O Teatro de Bonecos na Igreja - V

A Alma do Boneco
Bem, meus três leitores, visto que vocês já devem ter suas próprias ideias de como desejam utilizar seus bonecos, vamos ao ponto que considero primordial para se alcançar o objetivo principal de um boneco evangélico, que é principalmente no evangelismo a transmissão da mensagem. Ou seja, que a mensagem chegue com o mínimo de ruídos ao público alvo. Quem é responsável pela transmissão da mensagem obviamente é o boneco, contudo o responsável de como essa mensagem chega ao público é o manipulador.
Existem diferentes técnicas de manipulação a serem aplicadas aos diversos tipos de bonecos. Particularmente, acredito que cada boneco pede uma determinada forma de manipulação, forma esta, que se dará de acordo com a familiaridade que o manipulador tem do boneco, do relacionamento de amizade e intimidade que existe entre ambos. Desta forma, que nos imporá a correta manipulação é o próprio boneco. Discordo daqueles que consideram que há certos movimentos básicos que devem ser respeitados. Todavia, concordo com aqueles que consideram que há certos movimentos básicos que devem ser respeitados. Sei que são posições antagônicas apresentadas no mesmo parágrafo pela mesma pessoa, mas de fácil compreensão, antagonismo que soluciono com uma palavra. Objetivo.
Digo que não só a técnica de manipulação deve ser usada de acordo com o objetivo a ser alcançado, e dentre estes objetivos pode estar o de extrair algo do boneco e/ou público, como a própria confecção deve partir dessa premissa. Objetivo.
Exemplificando objetivo, digo que não existe necessidade da adequação da voz ao personagem como regra básica, existindo sim, a necessidade da adequação da voz ao objetivo, um gigante não precisa necessariamente ter a voz poderosa, a antítese, também é aceitável, e com certeza o é engraçado. Em fazendo isso estaríamos quebrando a regra que diz que é necessário adequar a voz ao personagem, se optássemos claramente pela comédia colocando uma voz poderosa em um anão e uma voz fina em um gigante.  

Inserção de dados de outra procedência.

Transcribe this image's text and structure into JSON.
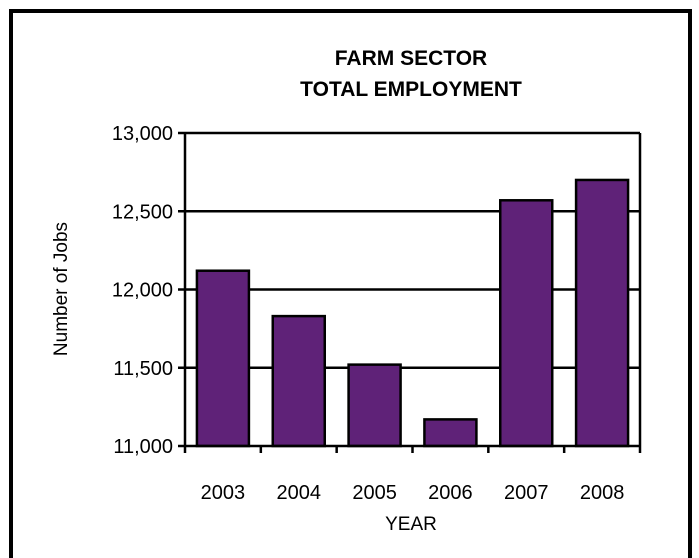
{
  "chart_data": {
    "type": "bar",
    "title_lines": [
      "FARM SECTOR",
      "TOTAL EMPLOYMENT"
    ],
    "xlabel": "YEAR",
    "ylabel": "Number of Jobs",
    "categories": [
      "2003",
      "2004",
      "2005",
      "2006",
      "2007",
      "2008"
    ],
    "values": [
      12120,
      11830,
      11520,
      11170,
      12570,
      12700
    ],
    "ylim": [
      11000,
      13000
    ],
    "yticks": [
      11000,
      11500,
      12000,
      12500,
      13000
    ],
    "ytick_labels": [
      "11,000",
      "11,500",
      "12,000",
      "12,500",
      "13,000"
    ],
    "grid": true,
    "bar_color": "#5f2278"
  }
}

Considerando que um personagem deve se expressar através de um registro de gestos essenciais, pode-se estudar para cada boneco princípios originais e o construir em consequência desse estudo, que obviamente se destina a alcançar um certo objetivo, deixando de limitar desta forma o número de movimentos possíveis, situando o boneco dramaticamente falando, dentro de  um universo próprio, que por sua vez, determinará sua fisionomia e estilo.

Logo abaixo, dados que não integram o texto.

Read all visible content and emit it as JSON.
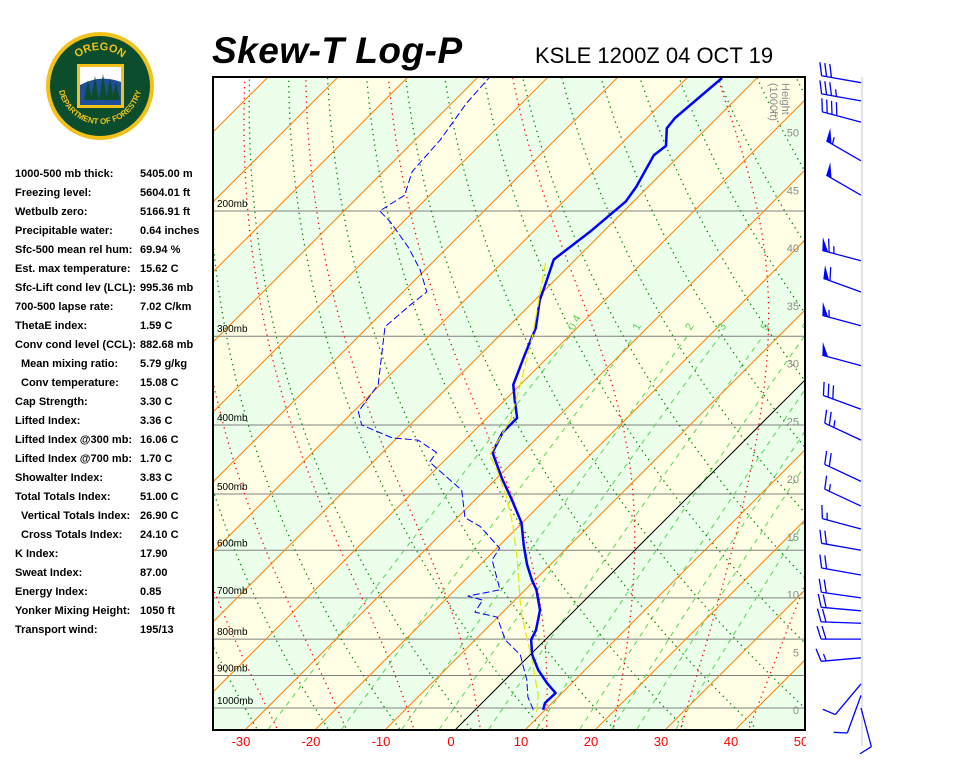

Desta forma, estaremos nos libertando de estar preso a este ou aquele gênero de manipulação, visto que cada personagem poderá impor para si um sistema particular e autônomo. Algo que em cena, poderia completar o espetáculo com a saudável miscelânea de gêneros, demonstrando em pratica que a metodologia de animação de certo boneco não é mais pobre nem mais rico de que qualquer outro tipo clássico. Mas, vamos continuar conversando sobre isso na próxima semana.